Uluslararası güçler Gazze'de ‘ertesi gün’ senaryoları

Han Yunus'ta İsrail saldırısı sonucu yıkılan binaların arasında çocuklarını taşıyan bir Filistinli (Reuters)
Han Yunus'ta İsrail saldırısı sonucu yıkılan binaların arasında çocuklarını taşıyan bir Filistinli (Reuters)
TT

Uluslararası güçler Gazze'de ‘ertesi gün’ senaryoları

Han Yunus'ta İsrail saldırısı sonucu yıkılan binaların arasında çocuklarını taşıyan bir Filistinli (Reuters)
Han Yunus'ta İsrail saldırısı sonucu yıkılan binaların arasında çocuklarını taşıyan bir Filistinli (Reuters)

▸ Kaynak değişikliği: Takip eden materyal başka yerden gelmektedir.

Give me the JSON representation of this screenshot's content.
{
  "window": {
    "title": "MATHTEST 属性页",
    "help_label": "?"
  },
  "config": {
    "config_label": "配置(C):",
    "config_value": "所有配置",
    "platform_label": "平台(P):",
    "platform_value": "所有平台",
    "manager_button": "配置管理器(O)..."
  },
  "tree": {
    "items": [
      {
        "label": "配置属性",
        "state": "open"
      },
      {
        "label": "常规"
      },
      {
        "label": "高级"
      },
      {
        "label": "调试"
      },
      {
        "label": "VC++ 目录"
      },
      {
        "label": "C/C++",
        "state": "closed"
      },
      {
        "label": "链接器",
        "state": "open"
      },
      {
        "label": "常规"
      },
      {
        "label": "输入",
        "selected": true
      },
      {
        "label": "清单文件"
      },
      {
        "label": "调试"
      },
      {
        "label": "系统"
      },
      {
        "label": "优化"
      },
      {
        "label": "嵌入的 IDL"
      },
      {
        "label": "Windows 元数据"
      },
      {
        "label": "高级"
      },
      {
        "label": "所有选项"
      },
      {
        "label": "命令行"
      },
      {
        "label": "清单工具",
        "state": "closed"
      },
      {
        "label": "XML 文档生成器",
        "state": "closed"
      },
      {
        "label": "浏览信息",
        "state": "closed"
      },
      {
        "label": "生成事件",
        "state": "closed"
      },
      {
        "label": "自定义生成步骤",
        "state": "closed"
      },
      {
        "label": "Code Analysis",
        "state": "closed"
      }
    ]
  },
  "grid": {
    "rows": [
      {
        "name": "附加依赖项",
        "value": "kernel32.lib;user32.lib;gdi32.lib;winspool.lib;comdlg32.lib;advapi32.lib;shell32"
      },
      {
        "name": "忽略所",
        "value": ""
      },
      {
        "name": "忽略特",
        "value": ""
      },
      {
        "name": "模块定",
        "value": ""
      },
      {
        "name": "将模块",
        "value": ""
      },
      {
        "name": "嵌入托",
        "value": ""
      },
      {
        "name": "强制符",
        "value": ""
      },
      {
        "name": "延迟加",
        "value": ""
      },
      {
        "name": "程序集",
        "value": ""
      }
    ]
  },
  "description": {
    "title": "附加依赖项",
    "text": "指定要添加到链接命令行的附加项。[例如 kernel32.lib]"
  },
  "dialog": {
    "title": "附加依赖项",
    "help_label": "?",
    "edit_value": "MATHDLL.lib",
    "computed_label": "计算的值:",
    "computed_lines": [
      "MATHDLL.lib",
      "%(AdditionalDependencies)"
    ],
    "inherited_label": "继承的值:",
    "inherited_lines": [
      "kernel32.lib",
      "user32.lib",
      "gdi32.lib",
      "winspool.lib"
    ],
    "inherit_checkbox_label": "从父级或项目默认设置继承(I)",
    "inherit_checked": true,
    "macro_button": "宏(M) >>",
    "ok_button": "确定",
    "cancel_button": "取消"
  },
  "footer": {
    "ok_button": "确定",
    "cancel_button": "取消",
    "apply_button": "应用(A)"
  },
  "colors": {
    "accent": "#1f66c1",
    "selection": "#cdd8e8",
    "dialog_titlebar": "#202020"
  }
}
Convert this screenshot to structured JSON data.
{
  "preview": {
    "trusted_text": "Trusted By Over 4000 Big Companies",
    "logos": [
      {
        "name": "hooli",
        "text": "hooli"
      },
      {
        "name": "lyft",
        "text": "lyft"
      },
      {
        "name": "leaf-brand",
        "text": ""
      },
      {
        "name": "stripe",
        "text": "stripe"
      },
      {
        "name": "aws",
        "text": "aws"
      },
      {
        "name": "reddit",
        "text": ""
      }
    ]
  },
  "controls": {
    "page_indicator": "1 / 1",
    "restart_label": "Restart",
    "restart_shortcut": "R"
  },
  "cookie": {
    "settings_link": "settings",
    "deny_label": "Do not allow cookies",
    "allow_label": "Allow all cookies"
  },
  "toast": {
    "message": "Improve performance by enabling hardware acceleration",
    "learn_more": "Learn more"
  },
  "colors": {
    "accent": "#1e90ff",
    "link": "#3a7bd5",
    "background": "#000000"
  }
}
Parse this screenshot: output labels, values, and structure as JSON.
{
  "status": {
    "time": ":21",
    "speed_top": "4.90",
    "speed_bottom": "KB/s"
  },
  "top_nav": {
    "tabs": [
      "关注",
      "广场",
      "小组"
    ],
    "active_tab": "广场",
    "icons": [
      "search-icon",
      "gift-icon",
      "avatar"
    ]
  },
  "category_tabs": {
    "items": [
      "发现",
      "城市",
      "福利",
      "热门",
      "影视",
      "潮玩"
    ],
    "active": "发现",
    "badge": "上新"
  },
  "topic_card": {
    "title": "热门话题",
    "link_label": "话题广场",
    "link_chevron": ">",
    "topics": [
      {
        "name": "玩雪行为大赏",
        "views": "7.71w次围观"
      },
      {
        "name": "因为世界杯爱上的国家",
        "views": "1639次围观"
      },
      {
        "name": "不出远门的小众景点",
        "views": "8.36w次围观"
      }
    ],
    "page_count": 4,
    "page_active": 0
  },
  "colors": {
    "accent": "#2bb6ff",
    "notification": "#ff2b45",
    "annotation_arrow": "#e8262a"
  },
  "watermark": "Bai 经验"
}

ABD Başkanı Joe Biden'ın geçtiğimiz mayıs ayı sonunda ortaya attığı, ancak bir türlü hayata geçirilemeyen önerisi ışığında, arabulucuların ateşkesin önündeki ‘engelleri’ aşma çabalarına paralel olarak Gazze Şeridi'ndeki savaşı durdurmak için ‘ertesi gün’ senaryoları ortaya çıkmaya devam ediyor.

İsrail'den yapılan açıklamalara ve Batılı raporlara göre son senaryolar, Kahire ile Tel Aviv arasında Refah Sınır Kapısı’nın başka bir yere taşınması, Gazze Şeridi'nin uluslararası güçlere devredilmesi ve Hamas'a alternatif grupların eğitilmesi konularında bir anlaşmaya varılması yönündeydi. Ancak bu senaryolar, Mısır ve Filistin tarafından reddedildi.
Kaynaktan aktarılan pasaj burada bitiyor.